Terry Shue is director of Leadership Development for Mennonite Church USA.
This summer I was given the gift of a six-week sabbatical through Mennonite Church USA. The older we get (I turned 59 this summer), the more we realize how precious the gift of time is! Thank you!
During this time, my wife Kay and I walked the Camino Francés starting in France and extending 500 miles across northern Spain to Santiago de Compostela.
We arrived at our final destination on my birthday. This trail, a pilgrimage to the relics of St. James, has been in existence for over 1,200 years and traveled on by people from all over the world. And though it was a spiritual pilgrimage for me and most of the people on the Camino, with natural beauty, physical adventure and historic sites all along the way, the real beauty was the people it attracted. Some refer to it as the longest Church in the world, such is the way fellow pilgrims think of and act towards each other along the journey.
The experience on the Camino caused me to reflect upon the church of today and the community we aspire to be.

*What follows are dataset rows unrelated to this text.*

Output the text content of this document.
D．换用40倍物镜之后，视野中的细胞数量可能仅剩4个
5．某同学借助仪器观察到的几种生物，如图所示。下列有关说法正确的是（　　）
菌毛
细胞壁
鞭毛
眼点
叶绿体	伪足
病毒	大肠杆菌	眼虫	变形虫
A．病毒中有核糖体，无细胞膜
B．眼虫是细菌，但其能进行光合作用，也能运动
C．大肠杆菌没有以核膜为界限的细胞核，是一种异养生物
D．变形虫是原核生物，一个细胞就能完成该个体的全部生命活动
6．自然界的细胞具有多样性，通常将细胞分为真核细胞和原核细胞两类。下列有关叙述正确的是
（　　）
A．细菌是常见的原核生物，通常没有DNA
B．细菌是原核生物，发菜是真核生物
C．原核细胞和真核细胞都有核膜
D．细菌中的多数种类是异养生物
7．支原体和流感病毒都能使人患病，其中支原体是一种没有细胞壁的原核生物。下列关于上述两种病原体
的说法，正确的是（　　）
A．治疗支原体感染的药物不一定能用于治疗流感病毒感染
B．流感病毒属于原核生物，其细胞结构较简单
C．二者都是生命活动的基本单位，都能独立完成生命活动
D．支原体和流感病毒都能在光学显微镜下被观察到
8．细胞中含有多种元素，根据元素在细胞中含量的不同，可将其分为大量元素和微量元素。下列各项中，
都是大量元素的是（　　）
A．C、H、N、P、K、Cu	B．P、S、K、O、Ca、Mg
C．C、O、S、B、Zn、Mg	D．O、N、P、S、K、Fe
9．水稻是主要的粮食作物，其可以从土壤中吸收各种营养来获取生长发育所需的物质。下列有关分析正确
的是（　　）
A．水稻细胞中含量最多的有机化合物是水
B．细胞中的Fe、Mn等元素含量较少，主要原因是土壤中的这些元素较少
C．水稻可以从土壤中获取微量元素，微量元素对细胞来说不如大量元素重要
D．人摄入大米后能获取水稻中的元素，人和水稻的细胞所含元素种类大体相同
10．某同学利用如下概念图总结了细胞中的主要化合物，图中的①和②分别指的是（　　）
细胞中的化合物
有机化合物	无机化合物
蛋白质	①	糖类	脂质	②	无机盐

Though my friend Carlos Romero told me beforehand, I was amazed with the deep, unfiltered, honest conversations we had with fellow pilgrims as we walked, ate and slept together. Absent were the concerns of talking, ever so carefully, with parishioners about divisive topics in the church. Instead our conversations were framed, not so much to convince others, as for self-clarification and respectfully listening to see how someone else, most often someone from another country, might enlighten me! Very seldom have I experienced such prolonged and meaningful conversations.
Walking 15-20 miles a day, day after day, wears on a body and the body fights back with pain. Real pain! Blisters, stiff muscles, tendonitis are just a few of the most common ways the body protests. On the Camino, the first and most common greetings pilgrims have for one another is, “How are your feet?” We literally bore our soles as we encouraged each other, shared supplies, treated others’ blisters and prayed for one another. We talk a lot in the church about mutual care of one another and there are some powerful stories of this happening in my own life. But for the most part, as I experience the church, we have bought into an individualistic mindset where we pretend that we don’t need anyone’s help. This independent perspective of, “I can take care of myself,” has left the church populated with too many hurting people who have learned to hide rather than share their pain. I lament this reality in the church.
Something happens when you carry everything you need on your back for five weeks: you realize that you don’t need all that much stuff! Our careful planning and a bit of compulsion got our backpacks down to about 11 pounds, something anyone who has hiked the Appalachian Trail would be envious of! Pilgrims know that too much stuff not only slows us down, it jeopardizes our being able to complete the goal — to get to Santiago.
While on the Camino we learned again the dance between simplicity, gratitude, contentment and generosity.
Paradoxically the less we pilgrims had the freer we became to share with others what little we did have, and we experienced sincere gratitude for whatever was extended to us. Accommodations on the Camino vary widely but arriving in the heat of the day from a 26-kilometer hike we were concerned with little more than a shower, a bed and a simple meal. Finding contentment while surrounded with simplicity brings out sincere gratitude for everything we have. We had often heard and later experienced “the Camino would provide” everything we needed.
In our church today, where we also represent the widening gap between rich and poor, our theological understanding of simplicity is a bit harder to see than in days gone by. At times the church I see is nearly as materialistic as the culture in which we exist. Our busy, complex, materially-saturated lives are weighing us down in ways that threaten our ability live simply following Jesus. Walking the Camino helped us. But there are many other ways to slow down and reflect on life, through the lenses of contentment, simplicity, generosity and gratitude.
Upon arriving in Santiago, it is often said that this is both the end of one Camino and the beginning of the next one, the rest of your life! I thank God and the church for this opportunity and pray that the lessons I learned will continue to shape me and those around me while I press on towards completing the camino before me!